Security

450,000 QNAP Devices Remain Vulnerable to Documented RCE Flaws

By Bill Toulas / May 19, 2020

Researcher Henry Huang warns about the fact that approximately 450,000 QNAP NAS instances that are indexed by Shodan remain vulnerable to the highly critical exploit chain consisting of CVE-2019–7192, CVE-2019–7193, CVE-2019–7194, and CVE-2019–7195. The researcher has scanned random samples of the 564k QNAP instances and found that 80% of them have “Photo Station” enabled, so by a statistical estimation, the number of vulnerable instances is approximately 450,000. All Photo Station versions below 6.0.3, 5.2.11, and 5.4.9 are vulnerable to the exploit chain mentioned above. QNAP had published a security advisory for this way back in November 2019.

QTS administrators are advised to log in, go to Control Panel > System > Firmware Update, click on the “Check for Update” under the Live Update tab, and let the system do the rest. Alternatively, you may visit the QNAP website, go to Support > Download Center, and then pick the right firmware pack for your specific device. On the Photo Station, admins may find the update on the “App Center,” which can fetch and install the latest available update automatically.

So, what is the danger exactly? Photo Station is an online photo album where users may upload, organize, and share photos and videos with others (family members, friends, colleagues).

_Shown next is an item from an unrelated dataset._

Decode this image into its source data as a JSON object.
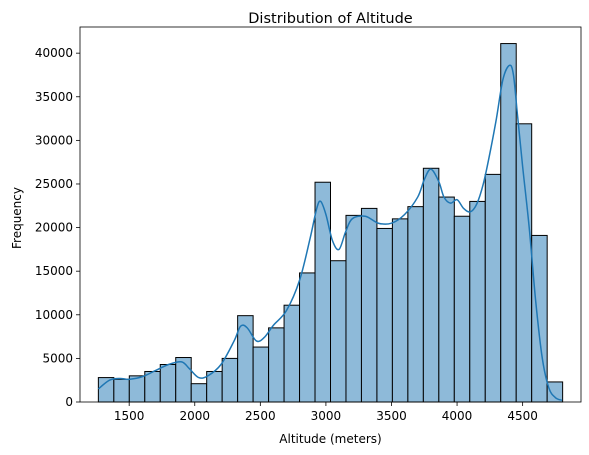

It supports image tags, slideshows, date filters, sharing history, GPS mapping, timeline, and more. The problem is that someone can access these instances without having to authenticate, thus accessing the personal files of other people. The first flaw concerns an API exploitation where an attacker can replace the album ID of a private collection with that of a publicly accessible album meant to be used in samples. This is a bypassing trick that results in information disclosure and eventually leads to privilege escalation.

sample album

Source: Medium.com

rce_code

Source: Medium.com

Other vulnerabilities include the injection of arbitrary PHP code to the session for authentication tampering, while the other two concern the writing of code to random locations. All four have been reported to QNAP last summer, and the company pushed fixing updates on December 12, 2019. This is the first time that the proof of concept code has been published, thus, if you still haven’t upgraded your QNAP, do it immediately. There are about 450,000 vulnerable instances still indexed online, so crooks will now engage in a race to try accessing and possibly even downloading as many albums as possible.